When the Abbasids revolted against the Ummayyad dynasty they made way for a new age of learning.  Under the Abbasids there was an inclusion of all religions and social classes.  Jews and Christians were welcome to practice their beliefs and interactions with other societies such as the Syrians, Byzantines, Persians for example were greatly encouraged and established.  This allowed for advancements in literature, sciences and mathematics.  In the 9th century the Abbasids were known for producing the Bayt al-Hikmah, or the House of Wisdom.  This was centered in modern day Baghdad (the Abbasids’s capital) and doubled as the first university and the largest library in the world.  (They also created some of the first think tanks.) With Bayt al-Hikmah, translations of major texts from various other cultures and societies became available to scholars.  The remarkable tolerance that the Abbasids had for other beliefs and the emphasis that they placed on learning paved the way for major developments in academia and eventually, the same school of thought(s) that we now find when we look at the Renaissance.
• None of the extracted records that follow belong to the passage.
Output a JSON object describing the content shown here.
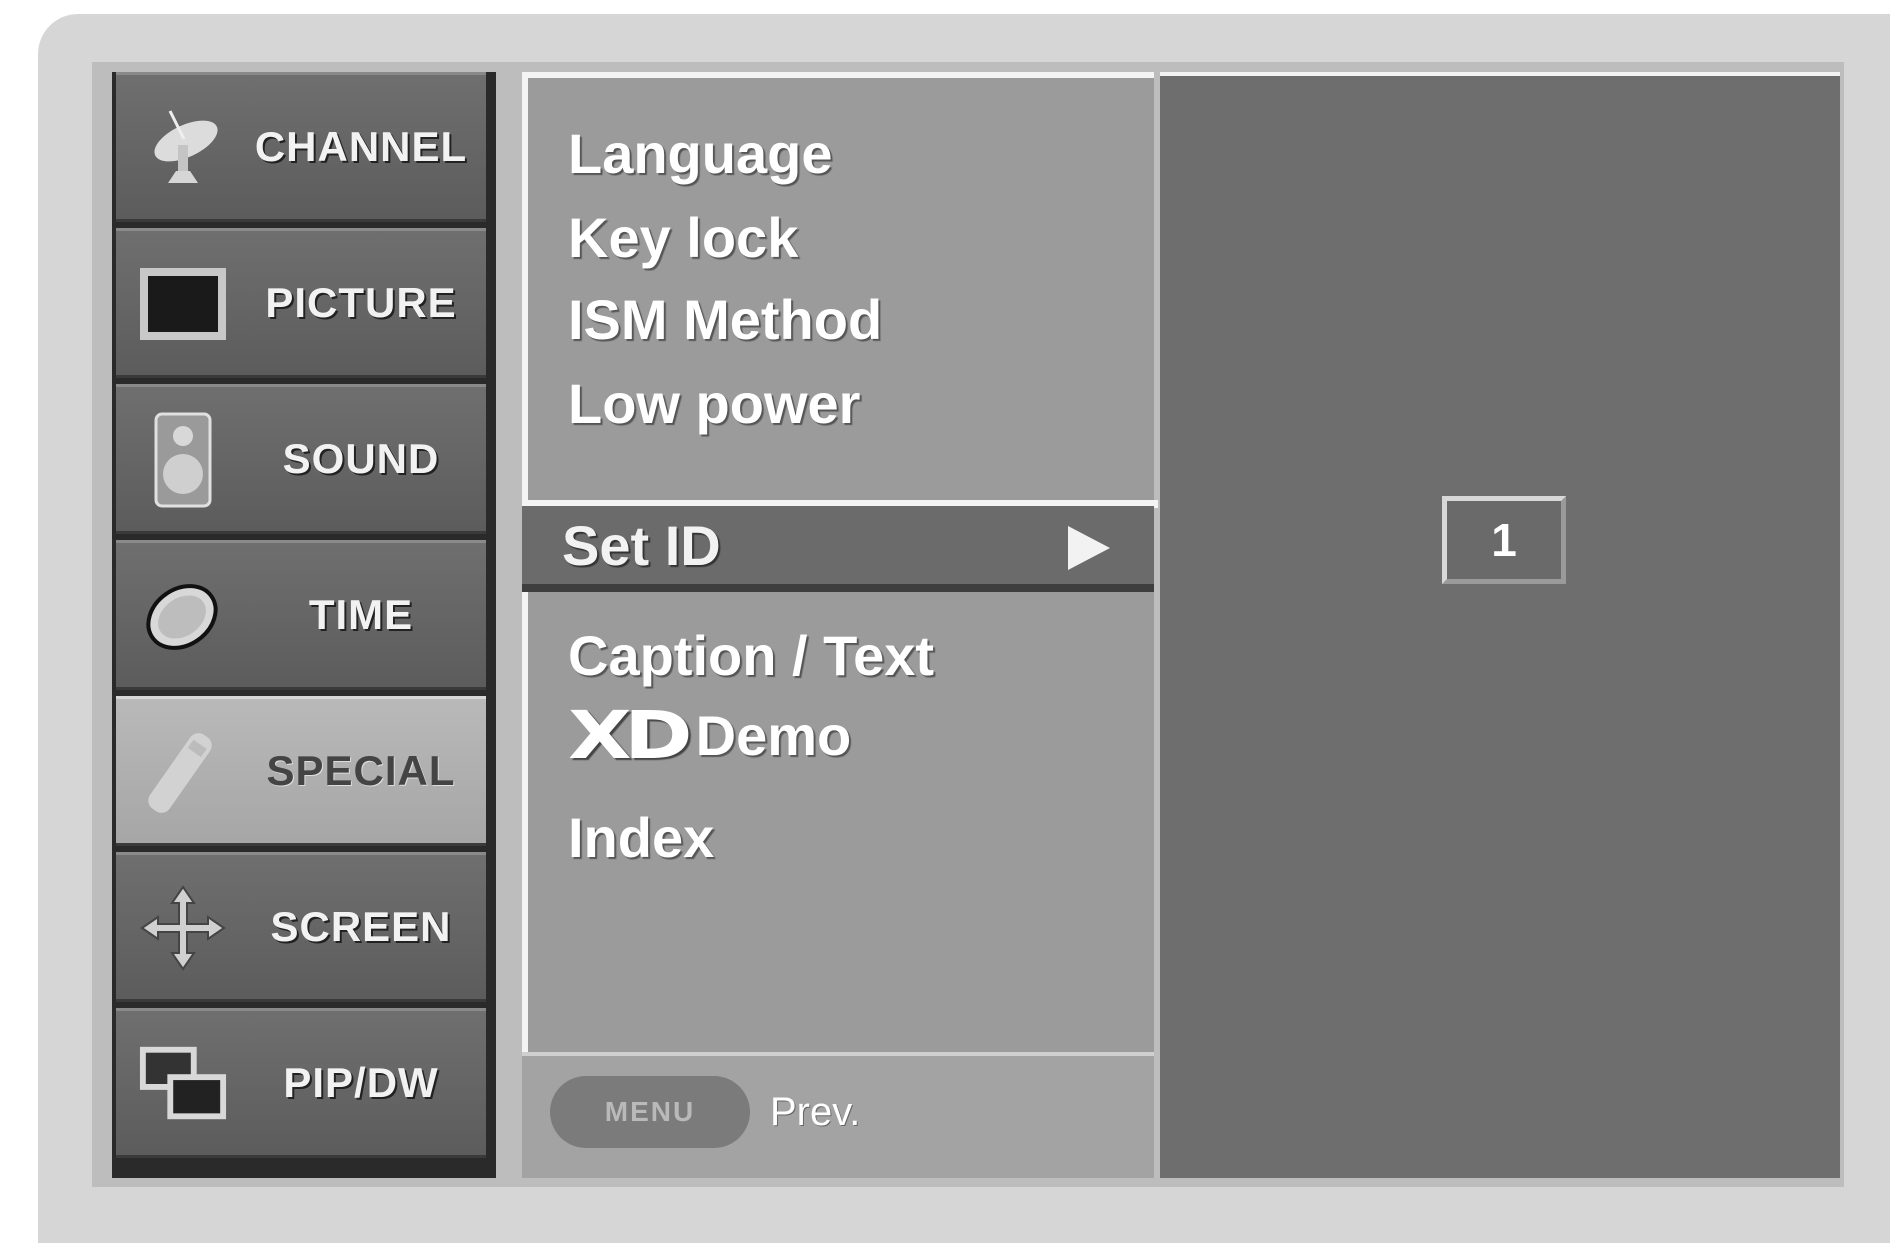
{
  "categories": [
    {
      "label": "CHANNEL",
      "icon": "satellite-dish-icon"
    },
    {
      "label": "PICTURE",
      "icon": "tv-screen-icon"
    },
    {
      "label": "SOUND",
      "icon": "speaker-icon"
    },
    {
      "label": "TIME",
      "icon": "clock-icon"
    },
    {
      "label": "SPECIAL",
      "icon": "remote-control-icon",
      "active": true
    },
    {
      "label": "SCREEN",
      "icon": "move-arrows-icon"
    },
    {
      "label": "PIP/DW",
      "icon": "pip-windows-icon"
    }
  ],
  "submenu": {
    "items": [
      "Language",
      "Key lock",
      "ISM Method",
      "Low power"
    ],
    "selected": "Set ID",
    "items_after": [
      "Caption / Text"
    ],
    "xd_logo": "XD",
    "xd_demo": "Demo",
    "index": "Index"
  },
  "footer": {
    "menu_button": "MENU",
    "prev_label": "Prev."
  },
  "value_panel": {
    "set_id_value": "1"
  }
}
During 750-1258 CE (the reign of the Abbasids) some of the greatest thinkers were produced. Musa al Khuwarazmi for example founded of Islamic Algebra, and it is from him that we have the word algorithm.  Jabir Ibn Hayyan, who lived during this time, is also known as the “father of chemical research,” and the scientific method as we know it today was founded by Alhazan: Ibn Haytham, who also lived under the Abbassids’.

It is amazing to me, yet no surprise, that some of the most incredible progress that we have had in history was a product of cultural immersion and inclusion.  It makes me think about what could happen if we were all more tolerant of each other’s beliefs today.  I wish that we had learned a little bit more about the process of integration that developed during this time so that we could see where the same framework could be applied in modern day societies.  It is often said, but remains true, that we can learn how to go forward, as well as not repeat old mistakes, by learning from the past.  It is amazing to me that with all the knowledge and interconnectedness that exists today, and allows the world to feel smaller, that we still do not have peace.

I am also surprised by how much I learned in this unit.  I have obviously heard about the renaissance in school before, however it is only until now that I have been taught about the inseparable relationship that the renaissance has to preceding Islamic societies.  This makes me think about and question the ways in which we teach history, which, I believe, directly ties into what we have to learn from it and the societal change we have the potential to create.